Lean Customer Service

By:  Victoria Graeve-Cunningham, Director of Lean Operations

In the past, Lean has been primarily considered as a production practice. Because the philosophy of Lean is simply focusing on adding value to customers in the most productive way, it can and should be applied to any operational activity. Recognizing this, many business areas have already adopted using aspects of Lean methodology. A new and dynamic area now using Lean is sales and service.

Lean sales is being utilized to increase profitability by improving the sales operations process and advancing product development. The customer experience and opportunities does not stop once the customer receives the product. According to SalesForce:

  • 81% of consumers are more likely to give a company repeated business after good service

  • A 5% increase in customer retention increases profits up to 125%

  • A 2% increase in customer retention has the same effect as decreasing costs by 10%

  • It is 6-7 times more expensive to acquire a new customer than it is to keep a current one

Not only is the cost of doing business with repeat customers low, but satisfied customers tend to spend more and make recommendations to new potential customers; therefore, customer retention is vital to any organization. It is imperative that companies go beyond a focus on Lean sales and begin to encourage customer service departments to practice Lean thinking.
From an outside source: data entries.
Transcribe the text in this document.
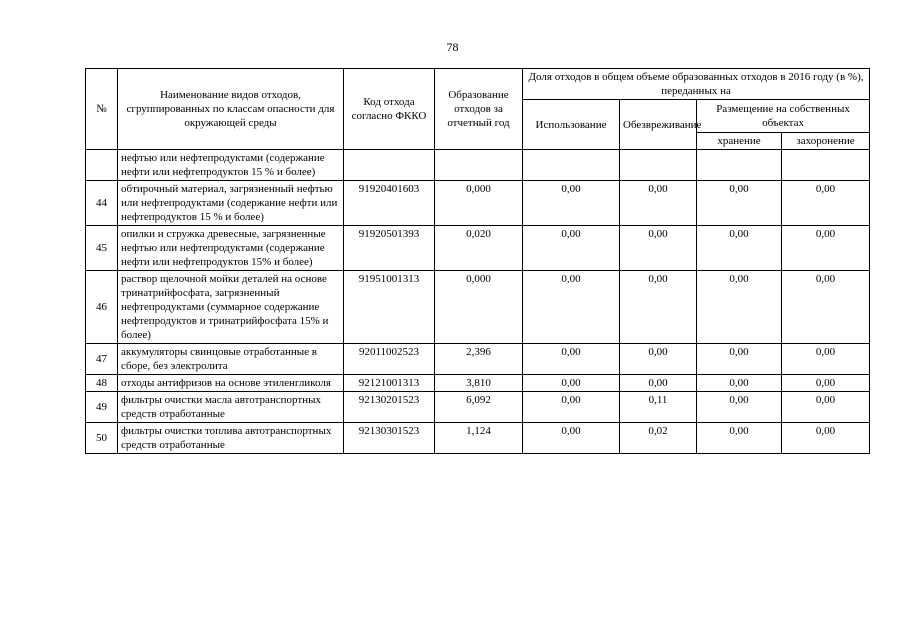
78
№	Наименование видов отходов, сгруппированных по классам опасности для окружающей среды	Код отхода согласно ФККО	Образование отходов за отчетный год	Доля отходов в общем объеме образованных отходов в 2016 году (в %), переданных на			
				Использование	Обезвреживание	Размещение на собственных объектах	
						хранение	захоронение
	нефтью или нефтепродуктами (содержание нефти или нефтепродуктов 15 % и более)						
44	обтирочный материал, загрязненный нефтью или нефтепродуктами (содержание нефти или нефтепродуктов 15 % и более)	91920401603	0,000	0,00	0,00	0,00	0,00
45	опилки и стружка древесные, загрязненные нефтью или нефтепродуктами (содержание нефти или нефтепродуктов 15% и более)	91920501393	0,020	0,00	0,00	0,00	0,00
46	раствор щелочной мойки деталей на основе тринатрийфосфата, загрязненный нефтепродуктами (суммарное содержание нефтепродуктов и тринатрийфосфата 15% и более)	91951001313	0,000	0,00	0,00	0,00	0,00
47	аккумуляторы свинцовые отработанные в сборе, без электролита	92011002523	2,396	0,00	0,00	0,00	0,00
48	отходы антифризов на основе этиленгликоля	92121001313	3,810	0,00	0,00	0,00	0,00
49	фильтры очистки масла автотранспортных средств отработанные	92130201523	6,092	0,00	0,11	0,00	0,00
50	фильтры очистки топлива автотранспортных средств отработанные	92130301523	1,124	0,00	0,02	0,00	0,00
Lean thinking includes becoming customer centered, engaging people around Lean processes, and continuously improving and innovating processes and products. Because customer service is adding value by building relationships, becoming customer centered is intuitively accomplished; consequently, the emphasis on incorporating Lean in customer service is on understanding flow and improvement opportunities.

Considering customer service representatives are most valuable when they are working with customers directly, the challenge is taking the time to review and improve processes for value-added activities to optimize quality, cost, and speed. A way to ease into improvement is fostering a transparent environment where employees can easily share just-in-time customer experiences.

This transparent environment is created by having an open forum for collaborative communication where evidence-based decision making is used. Involving the front line operators is important, but it should not require pulling people out of the field for extended training sessions or meetings; instead, a short stand-up meeting where status updates can be shared quickly will suffice. Furthermore, it is beneficial to have a quick visual of customer satisfaction, which can be accomplished by displaying a dashboard that highlights key metrics, to guide the conversation. At the very least, when obstacles are discussed, using root cause analysis for problem resolution helps to identify the appropriate corrective action and prevents problem recurrence.

Many companies have been successful in executing Lean and gaining obvious benefits. It is now time to use Lean philosophy in customer retention. Especially, because the core idea of Lean is rooted in maximizing customer value.